Chi non apprezza il falco Sharansky lo accusa di ritenere le soluzioni troppo semplici. Se tutto fosse così facile, come lui descrive la conquista della democrazia, la diplomazia sarebbe una scienza esatta e non un’arte. Niente di più falso. Sharansky non sottovalutà le difficoltà che le democrazie hanno nel combattere le dittature. Sharansky, come lo definisce Fiamma Nirenstein nella prefazione, è "un profeta, non gli interessa l’arte del possibile ma l’arte della giustizia. E i profeti non vengono mai a portare pace o, almeno, non nell’immediato".

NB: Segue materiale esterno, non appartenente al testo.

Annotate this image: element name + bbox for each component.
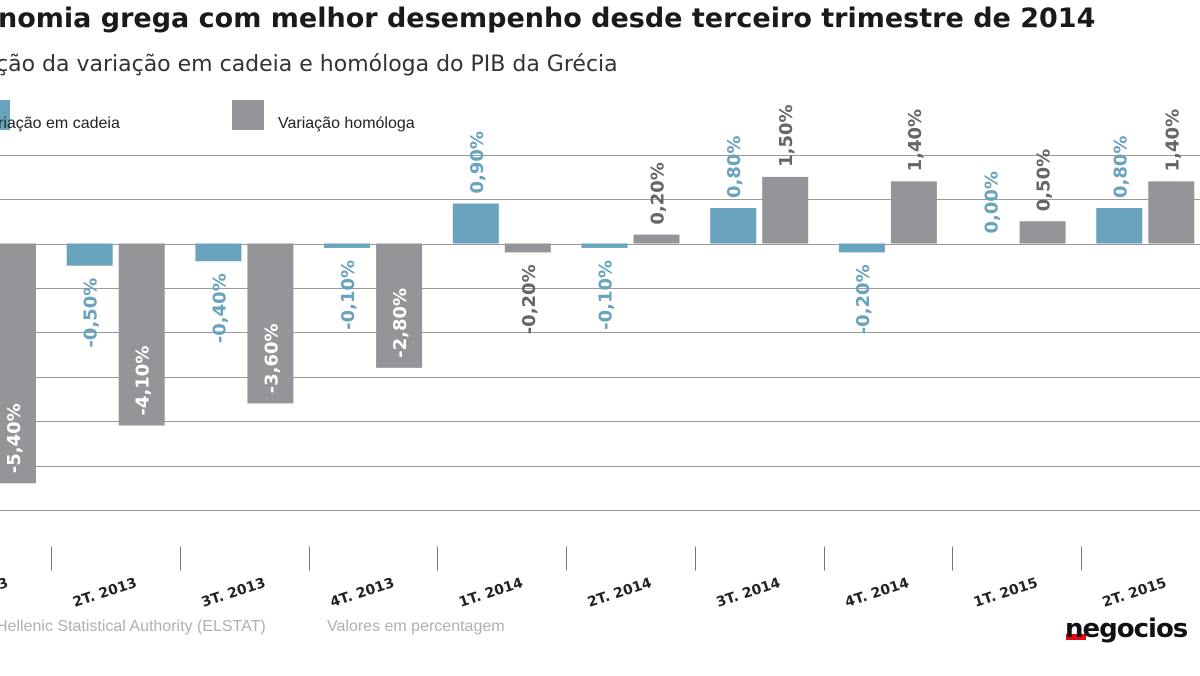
bar-series2: [118, 243, 165, 426]
bar-series1: [1096, 207, 1143, 244]
data-label-series2: 1,40%: [905, 109, 926, 171]
data-label-series1: 0,00%: [982, 171, 1003, 233]
data-label-series2: -5,40%: [4, 403, 25, 473]
legend-label-series2: Variação homóloga: [278, 115, 415, 132]
legend-swatch-series1: [0, 100, 10, 130]
data-label-series2: 1,50%: [776, 104, 797, 166]
x-tick-label: 4T. 2013: [328, 575, 396, 611]
x-tick-label: 2T. 2015: [1101, 575, 1169, 611]
gridlines: [0, 155, 1200, 511]
x-tick-label: 1T. 2015: [972, 575, 1040, 611]
data-label-series2: -3,60%: [261, 323, 282, 393]
logo-accent-mark: [1066, 634, 1086, 640]
chart-subtitle: ção da variação em cadeia e homóloga do …: [0, 52, 618, 77]
units-note: Valores em percentagem: [327, 618, 505, 635]
data-label-series2: 1,40%: [1162, 109, 1183, 171]
bar-series1: [710, 207, 757, 244]
data-label-series1: -0,20%: [853, 264, 874, 334]
data-label-series1: -0,50%: [81, 278, 102, 348]
x-tick-label: 2T. 2014: [586, 575, 654, 611]
x-axis: 13 2T. 2013 3T. 2013 4T. 2013 1T. 2014 2T. 20…: [0, 546, 1169, 611]
source-note: Hellenic Statistical Authority (ELSTAT): [0, 618, 266, 635]
data-label-series2: 0,50%: [1034, 149, 1055, 211]
data-label-series1: -0,40%: [209, 273, 230, 343]
bar-series2: [890, 181, 937, 244]
brand-logo: negocios: [1065, 614, 1189, 644]
data-label-series1: 0,80%: [1110, 136, 1131, 198]
x-tick-label: 3T. 2013: [200, 575, 268, 611]
data-label-series1: 0,90%: [467, 131, 488, 193]
bar-series1: [324, 243, 371, 248]
data-label-series2: -2,80%: [390, 288, 411, 358]
bar-series2: [247, 243, 294, 404]
bar-series2: [0, 243, 36, 484]
data-label-series1: 0,80%: [724, 136, 745, 198]
bar-series2: [376, 243, 423, 368]
legend-swatch-series2: [232, 100, 264, 130]
chart-title: nomia grega com melhor desempenho desde …: [0, 3, 1095, 34]
bar-series2: [1019, 221, 1066, 244]
bar-series2: [504, 243, 551, 253]
bar-series2: [633, 234, 680, 244]
data-labels: -5,40% -0,50% -4,10% -0,40% -3,60% -0,10% -2,8…: [4, 104, 1183, 473]
data-label-series1: -0,10%: [338, 260, 359, 330]
legend-label-series1: riação em cadeia: [0, 115, 120, 132]
data-label-series2: -4,10%: [133, 346, 154, 416]
x-tick-label: 3T. 2014: [714, 575, 782, 611]
x-tick-label: 1T. 2014: [457, 575, 525, 611]
footer: Hellenic Statistical Authority (ELSTAT) …: [0, 618, 505, 635]
bar-series1: [452, 203, 499, 244]
bar-series1: [66, 243, 113, 266]
bar-series1: [195, 243, 242, 262]
data-label-series2: 0,20%: [648, 162, 669, 224]
data-label-series1: -0,10%: [596, 260, 617, 330]
bar-series2: [762, 176, 809, 244]
x-tick-label: 2T. 2013: [71, 575, 139, 611]
logo-text: negocios: [1065, 614, 1188, 644]
data-label-series2: -0,20%: [519, 264, 540, 334]
bars: [0, 176, 1195, 484]
x-tick-label: 4T. 2014: [843, 575, 911, 611]
bar-series2: [1148, 181, 1195, 244]
bar-series1: [581, 243, 628, 248]
legend: riação em cadeia Variação homóloga: [0, 100, 415, 132]
x-tick-label: 13: [0, 575, 10, 596]
bar-series1: [838, 243, 885, 253]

"In difesa della democrazia" è la storia di un ebreo russo diventato israeliano, una vita segnata da una profonda lotta per la libertà, che racconta le vicissitudini di un uomo onesto che per le proprie idee si è persino dimesso dal governo Sharon perché non era d’accordo sull’abbandono di Gaza ai palestinesi. Percorre il libro anche una storia d’amore, quella con Avital, sua moglie, che gli è sempre stata accanto, nella Russia sovietica dell’oppressione e nella terrà della libertà, Israele.